24 September 2009

The Billingsley Debate

The Case Against

Since August 18, when he returned from a strained hamstring, Chad Billingsley has pitched 40.2 innings. These have been bad innings. Crooked frames, full of crooked numbers. Twenty five runs allowed. All but one earned. That's an ERA of --- of what? Too much. Higher than 5. That's enough, no need to get more exact than that.

31 strikeouts, 15 walks, in those 40 and change innings. Hmm. That's okay, I guess. A little wild, and strikeouts at a lower rate than what we used to get from Billingsley, but not awful, you know. Maybe it's bad luck. No, it's not. I don't think so. His pitches get him into trouble.

12 doubles, 1 triple, 6 home runs. That's what Billingsley has allowed since coming back from injury. That's 19 extra base hits in 40.2 innings. That's not going to work. They hit the ball hard, in the air. A lot.

There was only one hit in Billingsley's last start. It was a home run. Even so, he certainly did pitch better. But is it enough? Which sample matters? His career? His season? His starts since the injury? His performance yesterday? Do the bad starts against Philadelphia in last year's playoffs matter?

I don't know. We tend to judge things based on the strongest memory we have of them. I wouldn't even consider what happened in last year's playoffs, but that is still a strong memory for a lot of people. But even if we ignore what happened last year, there is little hope for the defenders of Billingsley. His recent struggles overwhelm anything else. The home run he gave up last night overwhelms the five innings of brilliance that came before.

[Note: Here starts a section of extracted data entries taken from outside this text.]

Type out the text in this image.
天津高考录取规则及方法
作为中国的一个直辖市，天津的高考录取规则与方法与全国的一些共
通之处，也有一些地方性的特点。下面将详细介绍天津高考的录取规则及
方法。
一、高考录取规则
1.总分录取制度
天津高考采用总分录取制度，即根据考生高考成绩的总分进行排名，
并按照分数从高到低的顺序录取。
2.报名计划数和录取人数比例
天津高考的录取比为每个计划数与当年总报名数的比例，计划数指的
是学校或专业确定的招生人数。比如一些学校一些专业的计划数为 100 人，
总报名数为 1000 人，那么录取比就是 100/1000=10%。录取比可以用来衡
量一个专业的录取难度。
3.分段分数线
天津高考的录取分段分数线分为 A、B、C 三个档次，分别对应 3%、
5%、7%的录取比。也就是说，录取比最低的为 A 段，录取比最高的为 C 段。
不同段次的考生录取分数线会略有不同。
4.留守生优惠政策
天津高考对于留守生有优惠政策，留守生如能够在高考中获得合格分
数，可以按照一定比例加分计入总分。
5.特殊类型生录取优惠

There's no time left. The momentum carrying Billingsley out of the Dodger playoff rotation is too great. He could be perfect against the Pirates in his next start and it probably wouldn't be enough. The decision has already been made.

The Case For

What about Torre, though? Has he made his decision? Torre is a smart guy. He usually knows who the better player really is. He didn't panic and abandon Broxton when he had his mini-slide. He may have played Pierre too much last year but he got it, he knew that Ethier and Kemp were better than Pierre. I think Torre also knows that Billingsley is a fundamentally a better pitcher than Garland and Padilla. But can Billingsley physically and mentally be that good pitcher they knew he can be right now? The answer, after last night, is yes. Even with one mistake. There is no reason to think that Billingsley is hurt or a mental wreck right now. None. One start such a small sample, but it is enough to answer those questions.

The one thing Billingsley may not be capable of doing right now is going deep into a ballgame. It's been months since he pitched into the seventh inning. He often runs into trouble by the sixth. So I think Billingsley should be a postseason starter, but only be allowed to pitch five innings. That's all the Dodgers need, with all the off-days and their deep and excellent 'pen.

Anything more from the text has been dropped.